• Kelly Ramsawak Stewart

How Allocating More Time For The Identification Process Can Strengthen Your Talent Strategy

Defining talent can be a challenge. Todays' talent pool is largely oversaturated. Celebrities? Influencers? Micro-influencers? Because influencers are still crossing over into traditional Hollywood (for example, Lilly Singh as NBC's first female late-night talk show host), and traditional celebrities are creating YouTube accounts (Alicia Keys seen here talking about her skincare routine), it is hard to know who falls under what talent category. Brands now have many diverse and exciting routes to take, which makes creating a talent strategy quite complicated.

The talent identification process is the most crucial part of any talent or influencer initiative.

It is so crucial that, when a talent partnership is announced, it can instantaneously lead to a spike in brand-interest and sales, or cause internet trolls to turn your brand into a humiliating meme. Agencies that develop talent and influencer strategies tend to move quickly and often create a strategy before identifying talent. Sometimes, there is little to no time to thoroughly research talent and influencers and they are slated into a strategy that may not maximize their potential. I've found that the one thing that prevents a talent strategy from being successful is not prioritizing the talent identification process.

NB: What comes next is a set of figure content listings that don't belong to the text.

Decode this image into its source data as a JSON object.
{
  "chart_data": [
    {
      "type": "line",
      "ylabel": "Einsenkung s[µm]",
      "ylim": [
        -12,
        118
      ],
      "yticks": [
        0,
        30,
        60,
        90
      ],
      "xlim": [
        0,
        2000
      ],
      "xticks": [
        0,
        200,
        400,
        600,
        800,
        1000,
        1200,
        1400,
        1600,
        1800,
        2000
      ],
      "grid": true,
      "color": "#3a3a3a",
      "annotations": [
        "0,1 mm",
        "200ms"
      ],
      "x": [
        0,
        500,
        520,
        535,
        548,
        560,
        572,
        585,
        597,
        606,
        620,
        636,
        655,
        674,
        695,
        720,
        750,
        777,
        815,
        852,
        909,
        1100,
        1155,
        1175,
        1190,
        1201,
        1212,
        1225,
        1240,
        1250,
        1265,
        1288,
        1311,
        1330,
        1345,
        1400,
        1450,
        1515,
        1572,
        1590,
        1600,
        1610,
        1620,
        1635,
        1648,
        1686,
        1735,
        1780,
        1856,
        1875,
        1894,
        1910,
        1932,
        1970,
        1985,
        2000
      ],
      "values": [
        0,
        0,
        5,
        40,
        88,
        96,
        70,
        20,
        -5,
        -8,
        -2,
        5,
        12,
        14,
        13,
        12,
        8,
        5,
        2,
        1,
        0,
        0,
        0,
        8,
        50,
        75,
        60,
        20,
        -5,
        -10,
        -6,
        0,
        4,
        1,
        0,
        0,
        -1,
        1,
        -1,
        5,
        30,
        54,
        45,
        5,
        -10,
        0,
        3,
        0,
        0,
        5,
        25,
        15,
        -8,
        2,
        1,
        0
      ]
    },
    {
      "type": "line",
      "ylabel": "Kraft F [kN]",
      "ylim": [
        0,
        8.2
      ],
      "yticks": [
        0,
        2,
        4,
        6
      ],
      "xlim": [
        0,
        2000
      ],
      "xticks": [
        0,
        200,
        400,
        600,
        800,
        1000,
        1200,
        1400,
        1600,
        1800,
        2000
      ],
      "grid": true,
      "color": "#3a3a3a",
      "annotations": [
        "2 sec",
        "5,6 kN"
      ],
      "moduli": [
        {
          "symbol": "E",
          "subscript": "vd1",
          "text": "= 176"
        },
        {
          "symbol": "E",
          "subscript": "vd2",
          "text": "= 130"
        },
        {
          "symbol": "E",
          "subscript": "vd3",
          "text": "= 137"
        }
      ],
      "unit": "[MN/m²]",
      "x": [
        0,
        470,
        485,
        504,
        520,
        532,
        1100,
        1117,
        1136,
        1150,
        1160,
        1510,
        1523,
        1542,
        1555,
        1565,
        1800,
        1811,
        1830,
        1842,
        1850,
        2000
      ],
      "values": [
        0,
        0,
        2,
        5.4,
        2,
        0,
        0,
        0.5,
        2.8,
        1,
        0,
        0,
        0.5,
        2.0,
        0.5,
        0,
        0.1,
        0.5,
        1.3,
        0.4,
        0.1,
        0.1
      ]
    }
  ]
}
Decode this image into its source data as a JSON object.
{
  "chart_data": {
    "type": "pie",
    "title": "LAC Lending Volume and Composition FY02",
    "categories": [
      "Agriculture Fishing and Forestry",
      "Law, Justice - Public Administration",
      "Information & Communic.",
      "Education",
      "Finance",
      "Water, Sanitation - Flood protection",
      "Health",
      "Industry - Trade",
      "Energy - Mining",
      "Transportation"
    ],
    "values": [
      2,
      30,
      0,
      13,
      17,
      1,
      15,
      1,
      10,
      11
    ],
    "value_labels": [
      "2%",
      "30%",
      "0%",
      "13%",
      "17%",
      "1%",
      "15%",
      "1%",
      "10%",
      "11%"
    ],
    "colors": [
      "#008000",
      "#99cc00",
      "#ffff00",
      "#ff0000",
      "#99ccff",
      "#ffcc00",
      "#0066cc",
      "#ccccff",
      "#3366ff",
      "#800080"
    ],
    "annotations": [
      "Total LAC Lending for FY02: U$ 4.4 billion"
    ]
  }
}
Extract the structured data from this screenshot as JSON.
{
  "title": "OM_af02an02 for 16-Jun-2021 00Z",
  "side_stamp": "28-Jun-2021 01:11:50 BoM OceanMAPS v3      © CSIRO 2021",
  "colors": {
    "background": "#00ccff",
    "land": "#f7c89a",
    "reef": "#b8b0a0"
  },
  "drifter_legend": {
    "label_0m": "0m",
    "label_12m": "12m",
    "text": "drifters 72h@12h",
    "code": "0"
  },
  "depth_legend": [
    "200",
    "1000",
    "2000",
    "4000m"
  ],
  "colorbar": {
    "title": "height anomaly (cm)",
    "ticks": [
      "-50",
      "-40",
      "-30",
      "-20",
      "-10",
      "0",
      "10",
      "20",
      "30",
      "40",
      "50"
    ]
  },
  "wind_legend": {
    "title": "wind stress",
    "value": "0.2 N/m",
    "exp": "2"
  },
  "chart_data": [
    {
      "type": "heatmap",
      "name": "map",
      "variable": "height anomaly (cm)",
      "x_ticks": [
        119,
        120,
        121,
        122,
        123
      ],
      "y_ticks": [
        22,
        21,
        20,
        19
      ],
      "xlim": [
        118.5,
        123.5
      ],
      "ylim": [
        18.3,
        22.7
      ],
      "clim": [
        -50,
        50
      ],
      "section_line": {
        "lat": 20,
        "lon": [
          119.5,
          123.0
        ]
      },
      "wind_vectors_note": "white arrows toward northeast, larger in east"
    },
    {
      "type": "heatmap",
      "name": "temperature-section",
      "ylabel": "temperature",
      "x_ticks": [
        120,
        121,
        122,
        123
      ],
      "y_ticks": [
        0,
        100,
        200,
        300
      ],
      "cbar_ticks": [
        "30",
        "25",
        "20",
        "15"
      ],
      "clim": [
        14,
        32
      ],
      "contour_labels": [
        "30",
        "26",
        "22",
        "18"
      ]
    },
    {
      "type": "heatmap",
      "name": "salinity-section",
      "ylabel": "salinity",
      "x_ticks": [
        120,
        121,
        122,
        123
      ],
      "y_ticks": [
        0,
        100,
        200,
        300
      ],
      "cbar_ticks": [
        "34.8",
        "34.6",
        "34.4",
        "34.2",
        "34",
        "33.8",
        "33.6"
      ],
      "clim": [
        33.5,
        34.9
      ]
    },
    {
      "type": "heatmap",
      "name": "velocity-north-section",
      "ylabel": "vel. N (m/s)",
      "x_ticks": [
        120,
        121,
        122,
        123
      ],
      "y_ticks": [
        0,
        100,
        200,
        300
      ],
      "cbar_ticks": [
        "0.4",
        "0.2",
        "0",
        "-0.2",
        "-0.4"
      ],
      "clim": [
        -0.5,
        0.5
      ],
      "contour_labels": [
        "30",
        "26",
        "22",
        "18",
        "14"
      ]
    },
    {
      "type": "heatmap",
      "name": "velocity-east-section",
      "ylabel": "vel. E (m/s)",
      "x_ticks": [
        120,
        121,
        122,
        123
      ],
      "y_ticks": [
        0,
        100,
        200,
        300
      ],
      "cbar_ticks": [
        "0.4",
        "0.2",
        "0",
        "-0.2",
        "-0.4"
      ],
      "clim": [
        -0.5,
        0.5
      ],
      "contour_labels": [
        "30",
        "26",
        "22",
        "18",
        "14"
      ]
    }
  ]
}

I want to suggest some new ways of working before developing a talent strategy. The first step is to block off adequate time to research potential talent partners. I recommend two to three full days of research. The second step is to use talent exercises to assess the many different types of talent that exist and explore how they can complement your brand.


Below are four talent-related exercises that can help you get started.

  1. Create and explore a list of well-known talents who embody your brand mission, and can be seen naturally using your products. This list of talent can include reach-talent, meaning talent you might not be able to afford, but their attributes make them a strong talent archetype for your brand. You'll want to make a note of their active social platforms, as well as anything you can find in the press that enhances their profile (i.e., an upcoming book tour, a new podcast, a forthcoming movie, etc.).

  2. Create and explore a list of talent who may be off-brand, but can bring a certain level of excitement. This exercise is great if you are going through a re-brand or launching a new product. Remember, this is a brainstorming exercise, and the goal is to think unconventionally.

  3. Utilize tools such as Julius or Creator IQ to do a quick search for lesser-known talent and also start lightly vetting all lists to make sure they cross off your business requirements (engagement rates, audience demographics, etc.).

  4. Soft-sound a few talents. This part is essential. Reach out and set up a few 5-10 minute conversations. Explore how he/she feels about your brand, and see if he/she hold any ideas on how to work with your brand without telling them your specific brand goals. This could become difficult if an agent gets involved. But doing this will help you know what types of talent are available, interested, and have ideas of their own.


Once you've compiled a list of talent that show interest in your brand and align with your brand goals, you can begin to develop tailored strategies specifically for each talent. Developing a strategy from the jump works if you don't care too much about leveraging each talents' capabilities. But I believe dedicating time to evaluate talent through exercises and getting to know their capabilities on a deeper level will help you make more informed decisions on platforms choices, deliverables, and ways of working, ultimately setting the partnership up for higher success.